Giorgio Carù ha 60 anni, smonta e monta pallet per la coop Coros, è iscritto al Cub e tra qualche mese andrà in pensione. E’ entrato a Malpensa nel 2008 e in un posto normale oggi avrebbe almeno 5 scatti di anzianità, uno ogni due anni. Invece ne ha maturati solo 2, il primo arrivato solo nel 2016, perché ha lavorato in quattro diverse coop: “Quando passi da una all’altra – racconta – perdi gli scatti acquisiti perché quella nuova non te li riconosce. E così ricominci daccapo”. Chi lavora in Mle se la passa molto meglio. Basta leggere una busta paga: a gennaio Xxx Xxx, lavoratore entrato in azienda nel 1999, ha 7 scatti di anzianità maturati fino al 2013, il massimo previsto dal contratto “Assohandling”. Laddove per Carù, anche se avesse lavorato in una sola coop, il “Trasporti e logistica” avrebbe ne previsti solo 5. Tradotto in denaro, una media di 25 euro a scatto: significa che il dipendente di Mle guadagna circa 125 euro al mese in più di Carù. Solo in scatti di anzianità. E nel corso degli anni il livello retributivo è peggiorato: “In AirService, la prima coop in cui ho lavorato prendevo 1.500/1.600 euro al mese, oggi arrivo a 1.200. La paga base è rimasta la stessa, ma sono diminuite le maggiorazioni: nel 2008, ad esempio, notturni e straordinari venivano pagati al 25%, oggi al 15%. E noi siamo anche fortunati, perché Coros paga la malattia”. “Noi riconosciamo i primi due eventi di malattia – confermano dalla coop – mentre dal terzo in poi interviene solo la previdenza sociale”.

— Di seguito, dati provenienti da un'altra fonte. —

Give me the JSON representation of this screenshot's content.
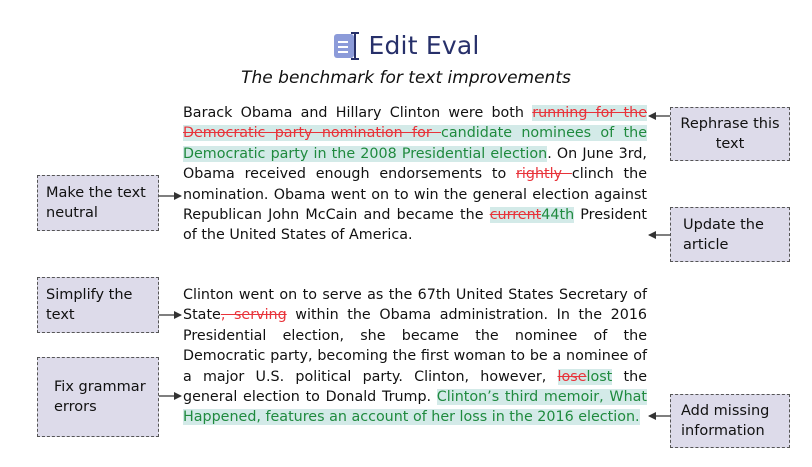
{
  "header": {
    "brand": "Edit Eval",
    "subtitle": "The benchmark for text improvements"
  },
  "paragraph1": {
    "s1": "Barack Obama and Hillary Clinton were both ",
    "d1": "running for the Democratic party nomination for ",
    "i1": "candidate nominees of the Democratic party in the 2008 Presidential election",
    "s2": ". On June 3rd, Obama received enough endorsements to ",
    "d2": "rightly ",
    "s3": "clinch the nomination. Obama went on to win the general election against Republican John McCain and became the ",
    "d3": "current",
    "i3": "44th",
    "s4": " President of the United States of America."
  },
  "paragraph2": {
    "s1": "Clinton went on to serve as the 67th United States Secretary of State",
    "d1": ", serving",
    "s2": " within the Obama administration. In the 2016 Presidential election, she became the nominee of the Democratic party, becoming the first woman to be a nominee of a major U.S. political party. Clinton, however, ",
    "d2": "lose",
    "i2": "lost",
    "s3": " the general election to Donald Trump. ",
    "i3": "Clinton’s third memoir, What Happened, features an account of her loss in the 2016 election."
  },
  "tasks": {
    "rephrase": "Rephrase this text",
    "neutral": "Make the text neutral",
    "update": "Update the article",
    "simplify": "Simplify the text",
    "grammar": "Fix grammar errors",
    "missing": "Add missing information"
  },
  "colors": {
    "deletion": "#e8333a",
    "insertion": "#1f8a3e",
    "highlight": "#d3eae8",
    "box_fill": "#dddbea",
    "brand": "#27306a"
  }
}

New Cargo Logistics, invece, la malattia non la paga proprio: “Noi non paghiamo, come previsto dal contratto Trasporti e logistica nella parte che riguarda le cooperative – spiegano dal Consorzio Logico, di cui fa parte Ncl – il Tribunale di Varese ci ha dato ragione. Ai lavoratori viene erogato soltanto quanto previsto dall’Inps, questa cifra non viene integrata dall’azienda e quindi i primi tre giorni di malattia non vengono riconosciuti”.

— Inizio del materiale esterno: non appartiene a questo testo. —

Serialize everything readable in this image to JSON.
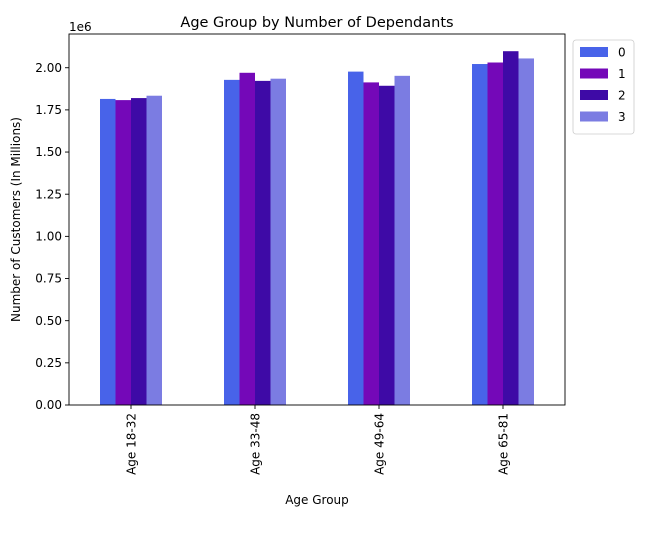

Coros, da parte sua, non paga i contributi per gli ammortizzatori sociali. “Si tratta dello 0,5% dello stipendio lordo mensile – spiega Canavesi – di questo lo 0,365% lo deve versare il datore di lavoro e lo 0,125% il lavoratore. Su un lordo di 2.500 euro fanno 12 euro al mese”. Risultato: la coop li risparmia, ma il lavoratore non ha diritto alla cassa integrazione e “quando l’azienda ha problemi resta senza lavoro e con il culo per terra”, sintetizza il segretario del Cub. “Da noi questo aspetto del trattamento contributivo è disciplinato tramite regolamento interno approvato in assemblea, in possesso di tutti i soci-lavoratori e depositato presso la Direzione provinciale del lavoro – spiegano ancora da Coros – come previsto dal contratto nazionale”.

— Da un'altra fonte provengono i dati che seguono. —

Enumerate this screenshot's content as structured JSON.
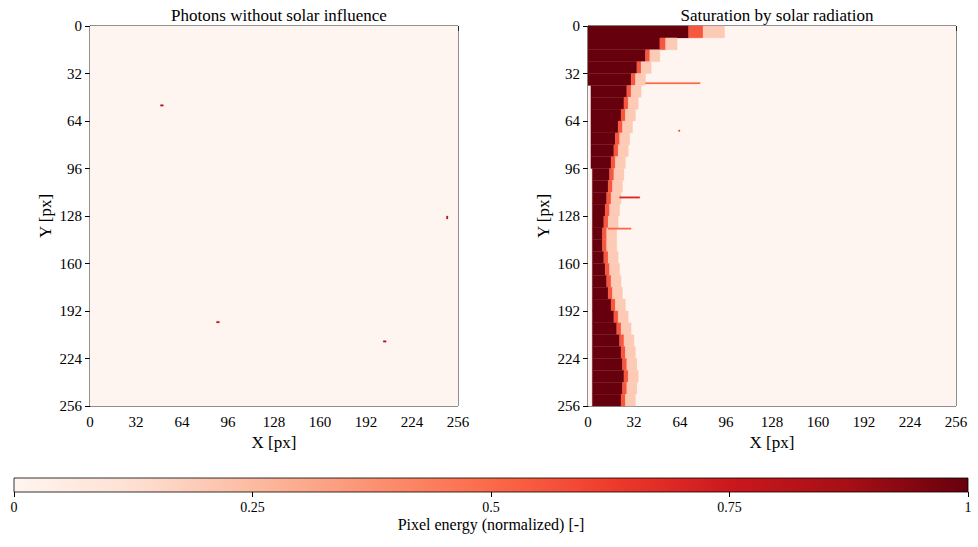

Il contratto, il punto è proprio quello. Il “Trasporti e logistica” prevede un sezione speciale – la Parte Terza dedicata alla Cooperazione – la quale stabilisce che in materia di “Interruzioni, sospensioni di lavoro e recuperi” come recita l’articolo 23, le coop possano autoregolarsi e decidere in deroga allo stesso contratto. Quindi i soci-lavoratori di Coros si sono riuniti in assemblea e hanno votato un regolamento che prevede che la coop non paghi i contributi per la cassa integrazione, rischiando di restare da un giorno all’altro senza un minimo di paracadute nel caso in cui l’azienda fosse costretta a chiudere: “Questo perché molti di noi, specie gli stranieri – racconta un lavoratore – non conoscono il meccanismo e non sanno neanche cosa viene votato nelle assemblee”. “E nonostante le nostre denunce l’Enac non fa nulla“, conclude Canavesi. Misteri delle cooperative.